On Jan. 28, UC Riverside officially launched the California Agriculture and Food Enterprise (CAFÉ) by way of a lecture hosted by the UC Global Food Initiative and the UCR Global Studies program.
Over lunch, writers Gustavo Arellano (editor-in-chief of OC Weekly and author of “Taco USA”) and David Karp (freelance food writer for Los Angeles Times and UCR associate) regaled faculty members, staff and students at the Alumni and Visitor’s Center with lectures on food and its intersections with culture, history and science.
David Karp spoke about Tejocote, a rare Mexican fruit that California farms just recently started growing and distributing. Gustavo Arellano spoke about Southern California’s food, its histories, and why retelling these stories are important in understanding our culture.
The talks illustrated CAFÉ’s relevance at UCR. Led by professor of genetics Norman Ellstrand, CAFÉ is an institute that will act as an umbrella for UCR research and other activities associated with food and agriculture in the broadest sense. Building on UCR’s agricultural history, CAFÉ was created to unify a large, interdisciplinary group of faculty, centers, facilities, and activities related to agriculture and address the UCR’s strategic priority Genomics to Harvest. The vision for CAFÉ is to positively impact the science, policies and practices related to agriculture and its impact on humankind.
Ellstrand says its membership is very diverse: “We have researchers studying everything from the psychology of gardening to the interaction of diet and health to crop improvement during environmental challenges.”
For example, CNAS faculty and UC Cooperative Extension specialists will be able to join forces with other faculty members, who work on issues relevant to agriculture (e.g., climate change, economics of small farms, water use). CAFÉ will be able to provide new opportunities for funding, corporate sponsorship, technology transfer and development.
CAFÉ’s partnership with UCR Food Initiative will also be integral to UCR’s outreach efforts, particularly in the STEM fields (science, technology, engineering and math). CAFÉ’s future activities also include co-hosting the CNAS Science Public Lecture series.

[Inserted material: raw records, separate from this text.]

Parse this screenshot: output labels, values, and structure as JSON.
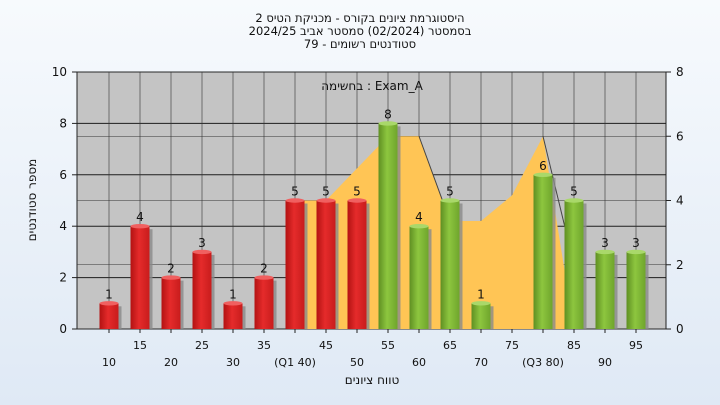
{
  "chart_data": {
    "type": "bar",
    "title_lines": [
      "היסטוגרמת ציונים בקורס - מכניקת הטיס 2",
      "בסמסטר  (02/2024)  סמסטר אביב 2024/25",
      "סטודנטים רשומים - 79"
    ],
    "annotation": "בחשימה : Exam_A",
    "xlabel": "טווח ציונים",
    "ylabel": "מספר סטודנטים",
    "ylim": [
      0,
      10
    ],
    "y_ticks": [
      "0",
      "2",
      "4",
      "6",
      "8",
      "10"
    ],
    "y2lim": [
      0,
      8
    ],
    "y2_ticks": [
      "0",
      "2",
      "4",
      "6",
      "8"
    ],
    "grid": true,
    "categories": [
      "10",
      "15",
      "20",
      "25",
      "30",
      "35",
      "40",
      "45",
      "50",
      "55",
      "60",
      "65",
      "70",
      "75",
      "80",
      "85",
      "90",
      "95"
    ],
    "x_tick_labels": [
      "10",
      "15",
      "20",
      "25",
      "30",
      "35",
      "(Q1 40)",
      "45",
      "50",
      "55",
      "60",
      "65",
      "70",
      "75",
      "(Q3 80)",
      "85",
      "90",
      "95"
    ],
    "values": [
      1,
      4,
      2,
      3,
      1,
      2,
      5,
      5,
      5,
      8,
      4,
      5,
      1,
      0,
      6,
      5,
      3,
      3
    ],
    "value_labels": [
      "1",
      "4",
      "2",
      "3",
      "1",
      "2",
      "5",
      "5",
      "5",
      "8",
      "4",
      "5",
      "1",
      "",
      "6",
      "5",
      "3",
      "3"
    ],
    "bar_colors": [
      "red",
      "red",
      "red",
      "red",
      "red",
      "red",
      "red",
      "red",
      "red",
      "green",
      "green",
      "green",
      "green",
      "green",
      "green",
      "green",
      "green",
      "green"
    ],
    "background_area": {
      "x": [
        40,
        40,
        45,
        55,
        60,
        65,
        70,
        75,
        80,
        85
      ],
      "y": [
        0,
        5,
        5,
        7.5,
        7.5,
        4.2,
        4.2,
        5.2,
        7.5,
        0
      ]
    },
    "colors": {
      "red_bar": "#e52b2b",
      "green_bar": "#8dc63f",
      "area": "#ffc555",
      "plot_bg": "#c4c4c4"
    }
  }
}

Currently, there are almost 90 CAFÉ members from all over campus. Members include Susan Ossman, a professor of anthropology whose work delves into globalization; and Sharon Walker, professor of chemical and environmental engineering, whose research on aquatic systems intersects with water potability.
CAFÉ membership is currently open to UCR scholars, staff, and graduate students who are engaged in research on agriculture or food, Ellstrand says. “Membership in CAFÉ requires that an individual must be willing to work — if called upon — on one of CAFÉ’s projects.”